I’ve taken my HF radio, a Heathkit SB-104A, offline for now. I had noticed some 60Hz line hum through the speaker when transmitting, however I didn’t really think much of it. I just assumed the audio pre-amp was picking up some hum which was getting through. It wasn’t until I got an audio report from a QSO who said he could barely understand me over the 60Hz hum that I got concerned. If the audio circuit was picking up a little hum, I could live with that (at least until I got around to sorting it out). But to be told I could be barely understood over it, that was more serious.
The SB-104 uses several voltages internally. It is supplied with 13.8V from the power supply, which is then regulated down to 11V for most things, and 5V for some of the digital stuff. However, I remembered that the final amplifier used the 13.8V supply voltage straight – and if, under load, the power supply was letting some bad ripple in, then this would essentially modulate the output with that 60Hz ripple. Sure enough, putting my scope on the power supply output when it was under load by the radio showed a huge AC component. Ouch!!

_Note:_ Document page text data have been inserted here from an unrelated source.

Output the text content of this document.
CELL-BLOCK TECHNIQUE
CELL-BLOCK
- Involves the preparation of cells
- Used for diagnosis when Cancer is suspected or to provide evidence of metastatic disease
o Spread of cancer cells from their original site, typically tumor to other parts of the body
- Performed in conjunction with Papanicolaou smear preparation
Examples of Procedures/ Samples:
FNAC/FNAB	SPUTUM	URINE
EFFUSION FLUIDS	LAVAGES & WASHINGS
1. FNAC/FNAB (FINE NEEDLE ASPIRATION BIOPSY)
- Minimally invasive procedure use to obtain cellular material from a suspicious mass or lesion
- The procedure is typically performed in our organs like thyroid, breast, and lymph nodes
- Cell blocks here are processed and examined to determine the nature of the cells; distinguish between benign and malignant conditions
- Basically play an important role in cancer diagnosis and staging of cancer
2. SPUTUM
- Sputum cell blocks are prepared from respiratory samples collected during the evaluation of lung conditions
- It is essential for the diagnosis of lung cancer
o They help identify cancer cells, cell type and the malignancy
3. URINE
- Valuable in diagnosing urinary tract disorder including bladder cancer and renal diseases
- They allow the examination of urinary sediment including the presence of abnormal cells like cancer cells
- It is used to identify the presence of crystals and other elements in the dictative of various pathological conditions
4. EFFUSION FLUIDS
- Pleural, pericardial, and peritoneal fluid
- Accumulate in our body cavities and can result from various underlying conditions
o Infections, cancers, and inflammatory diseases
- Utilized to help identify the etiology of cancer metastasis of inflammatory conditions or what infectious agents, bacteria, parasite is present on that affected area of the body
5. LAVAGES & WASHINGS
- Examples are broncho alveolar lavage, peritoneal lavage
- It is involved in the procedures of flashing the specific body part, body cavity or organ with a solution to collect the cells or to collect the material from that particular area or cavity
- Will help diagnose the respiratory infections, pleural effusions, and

The power supply I’m using is the actual Heathkit HP-1144. The original version without the overvoltage crowbar circuit. I tested it when I bought it and it produced a nice ripple free 13.something volts that the adjustment trimpot inside easily tweaked to 13.8 exactly. I didn’t however, test it under load. There’s a newby mistake right there. I don’t actually have the resistors to test power supplies under load, which is an oversight I am now rectifying. I’ve now ordered a set of five 3.3Ω 50W resistors (from AliExpress) that I can wire in parallel for load testing at various draws. Since most amateur gear runs at the 12-13.8 volt range, this will work well in the future. In the meantime, I’ve been having a hard time determining where the problem actually lies.
It’s almost a sure bet the problem is in the filter capacitors. The HP-1144 power supply uses 2 x 10,000µF capacitors. After desoldering them from the circuit, I performed the very precise “snap” test. Which is, simply, charge it up then short it with a test lead and see if it sparks. Ok, so not the most scientific of tests, but right off I see that they both spark consistently. Wanting to do further tests, I take one out entirely.
Charging it up and discharging through a resistor to measure the time constant suggested it still has about 13,500µF of capacitance. There are no markings that tell me what the tolerance is, but I do know that +80/-20% wasn’t uncommon for large capacitors back then, so this is high but plausible. The same capacitor measures 12,500µF on my trusty LC200A, which ties in closely enough that it should mean the capacitor is good. So now I’m puzzled. It’s passing every test except my gut test, which says that since there’s more AC than DC on my radio’s power rail but only under load that it’s probably the capacitors. Physical examination is inconclusive. There is a slight bulge on the top, which could mean something, but I’ve seen older capacitors look worse and still work fine. Heck, that could be the way these came from the factory.
So… two tests tell me that it’s good. Both of these tests are relying on an RC circuit – the high capacitance mode of the LC200A is almost assuredly an LC circuit. And my “measure the time constant” method certainly is. What if dried out old electrolyte inside the capacitor is causing its internal resistance to be quite large? That would cause it to charge and discharge more slowly, throwing off the measurements. It could have much less capacitance, but still seem like it has more because of the added resistance. Measuring the current during a charging cycle should tell me if that’s the case. A little variable wall wart power supply I have gives 17.2V at full output. I also happen to have some 4300Ω resistors, which a my calculator tells me should give an initial charging current of exactly 4mA. How convenient. And when I measure it, I get 3.9mA.
I may have to give up on the idea that it’s my electrolytics that are bad. I’ve ordered two new ones anyway, a pair of modern 22,000µF capacitors that are half the physical size. They won’t be bad to have around, even if I don’t need them for this. But something is not adding up. More investigation is needed. Meanwhile, VA1DER is off the air.